I am using an excellent open-source tunneling solution called PageKite for about an year now. It’s a small utility written in Python with almost zero dependencies (okay there is one) and it enables you to reach various ports behind NAT. More on the PageKite.net which also provides subscription-based service for those who do not want to run their own man-in-the-middle server (which is needed for this to operate). By the way they datacenters are spread over whole world with excellent Europe coverage.

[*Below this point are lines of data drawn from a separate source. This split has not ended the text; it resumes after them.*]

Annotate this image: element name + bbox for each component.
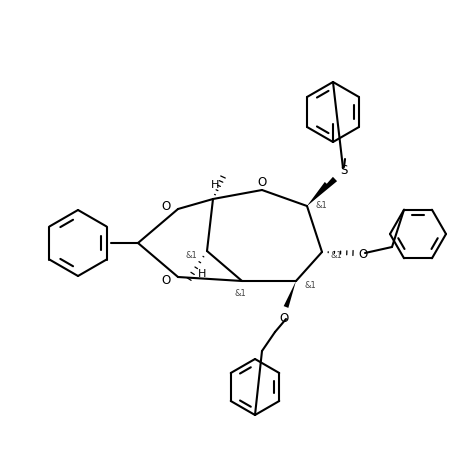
Polygon shape <box>306 178 336 207</box>
Text: &1: &1 <box>314 200 326 209</box>
Text: O: O <box>161 200 170 213</box>
Text: &1: &1 <box>303 281 315 290</box>
Text: O: O <box>358 247 367 260</box>
Text: H: H <box>210 179 219 190</box>
Text: &1: &1 <box>329 250 341 259</box>
Text: S: S <box>339 163 347 176</box>
Text: &1: &1 <box>233 289 245 298</box>
Text: O: O <box>161 274 170 287</box>
Text: O: O <box>279 312 288 325</box>
Polygon shape <box>283 281 295 308</box>
Text: H: H <box>197 269 206 279</box>
Text: &1: &1 <box>185 251 197 260</box>
Text: O: O <box>257 175 266 188</box>
Polygon shape <box>306 183 329 207</box>
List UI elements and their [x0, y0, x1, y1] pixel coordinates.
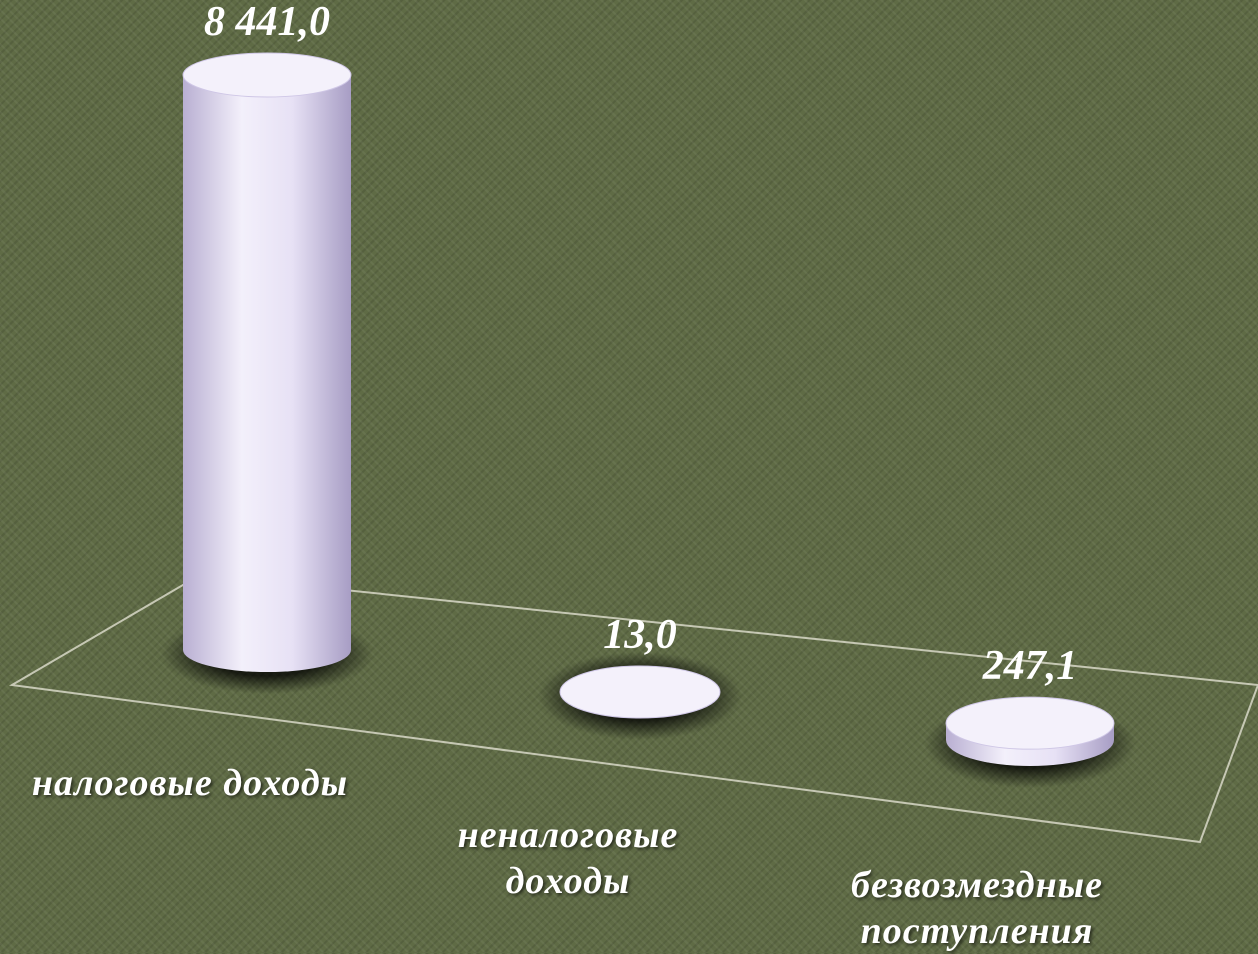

After decent testing time, I pushed PageKite into EPEL 5 and 6 (it is already included in Fedora repos). Installation and setup is ultra easy:

# yum -y install pagekite

In the PageKite.net service, create your account and create new “kite”. That is basically a subdomain which will be used for your machine. Now edit this file:

# vim /etc/pagekite.d/10_account.rc

Set your ‘kitename’ (which you created recently) and ‘kitesecret’ token and delete ‘abort_not_configured’ line. We want to enable SSH tunneling:

# mv /etc/pagekite.d/80_sshd.rc.sample /etc/pagekite.d/80_sshd.rc

If you want to tunnel HTTP, do this:

# mv /etc/pagekite.d/80_httpd.rc.sample /etc/pagekite.d/80_httpd.rc

You can tunnel any other protocol, read PageKite documentation for more. Start the thing:

# service pagekite start

Logs are here:

# tail /var/log/pagekite/pagekite.log -f

It’s the time to connect via your new tunnel. It is not that straightforward as you may expect, but you need to tune your ssh client configuration a bit:

# vim ~/.ssh/config
...
Host *.pagekite.me
    CheckHostIP no
    ProxyCommand /usr/bin/corkscrew %h 443 %h %p
...

I am using corkscrew tool which is a TCP tunneling solution via HTTP, which works great with PageKite. There are other options, but this one is the easiest and the most reliable. You will need to install the corkscrew tool (I am on Fedora):

# yum -y install corkscrew

Work done!

# ssh yourkite-yourname.pagekite.me

Nice, isn’t it? Now, if you find out how to tunnel mosh protocol, let me know bellow.